Question

How do you solve $ {\sin ^2}A = \cos A - 1 $ ?

Answer 1

Hint: In order to determine the solution of the above trigonometric equation replace the $ {\sin ^2}x $ using the identity of trigonometry $ {\sin ^2}x = 1 - {\cos ^2}x $ . We will obtain a quadratic equation. Factorise the quadratic equation using splitting by the middle term and then equate every factor equal to zero to obtain the required solution.

Complete step by step solution:
We are given a trigonometric equation $ {\sin ^2}A = \cos A - 1 $ and we have to find the solution
 $ {\sin ^2}A = \cos A - 1 $
Using the trigonometry $ {\sin ^2}x = 1 - {\cos ^2}x $ to replace $ {\sin ^2}x $ from the equation ,we get
 $ 1 - {\cos ^2}A = \cos A - 1 $
Rearranging the terms in the standard quadratic form $ a{x^2} + bx + c $
 $ {\cos ^2}A + \cos A - 2 = 0 $
Factoring the above quadratic equation by using the middle term splitting method by splitting $ \cos A\,as\,2\cos A - \cos A $ . Our equation now becomes
 $ {\cos ^2}A + 2\cos A - \cos A - 2 = 0 $
Pulling out common from first two terms and last two terms
 $ \cos A\left( {\cos A + 2} \right) - 1\left( {\cos A + 2} \right) = 0 $
Finding the common binomial parenthesis, the equation becomes
 $ \left( {\cos A + 2} \right)\left( {\cos A - 1} \right) = 0 $ ----(1)
Dividing both sides of equation with $ \left( {\cos A - 1} \right) $ , we have
 \[
  \dfrac{1}{{\left( {\cos A - 1} \right)}} \times \left( {\cos A + 2} \right)\left( {\cos A - 1} \right) = 0 \times \dfrac{1}{{\left( {\cos A - 1} \right)}} \\
  \left( {\cos A + 2} \right) = 0 \\
  \cos A = - 2 \;
 \]
Since the range of cosine function is in the interval $ \left[ { - 1,1} \right] $ so the above is not possible
Now dividing the equation (1) with \[\left( {\cos A + 2} \right)\] , we get
 \[
  \dfrac{1}{{\left( {\cos A + 2} \right)}} \times \left( {\cos A + 2} \right)\left( {\cos A - 1} \right) = 0 \times \dfrac{1}{{\left( {\cos A + 2} \right)}} \\
  \left( {\cos A - 1} \right) = 0 \\
\Rightarrow \cos A = 1 \\
  A = {\cos ^{ - 1}}\left( 1 \right) \;
 \]
The value of A is an angle having cosine value 1. Since we know $ \cos 0 = 1 \to 0 = {\cos ^{ - 1}}\left( 1 \right) $ .
And we know the period of cosine function is $ 2\pi $ as it repeats itself after every $ 2\pi $ interval. We have value of A as
 \[A = 2n\pi \] where n is any integer value
Therefore the solution of the given trigonometric equation is \[A = 2n\pi \] , n is any integer.
So, the correct answer is “ \[A = 2n\pi \] ”.
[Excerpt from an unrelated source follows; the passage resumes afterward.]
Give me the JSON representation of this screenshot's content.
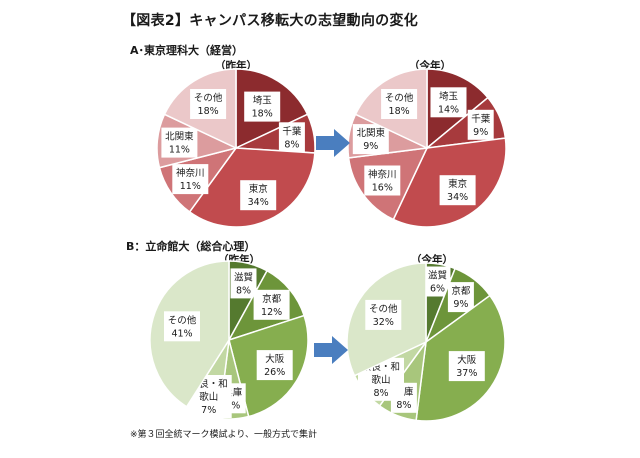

Note: Quadratic Equation: A quadratic equation is a equation which can be represented in the form of $ a{x^2} + bx + c $ where $ x $ is the unknown variable and a,b,c are the numbers known where $ a \ne 0 $ .If $ a = 0 $ then the equation will become linear equation and will no more quadratic .
1.One must be careful while taking values from the trigonometric table and cross-check at least once to avoid any error in the answer.
2. Period of cosine function is $ 2\pi $ .
3. The domain of cosine function is in the interval $ \left[ {0,\pi } \right] $ and the range is in the interval $ \left[ { - 1,1} \right] $ .
2.Don’t forget to rearrange quadratic equations in the standard form.
3. Write the factors when the middle term is split using the proper sign.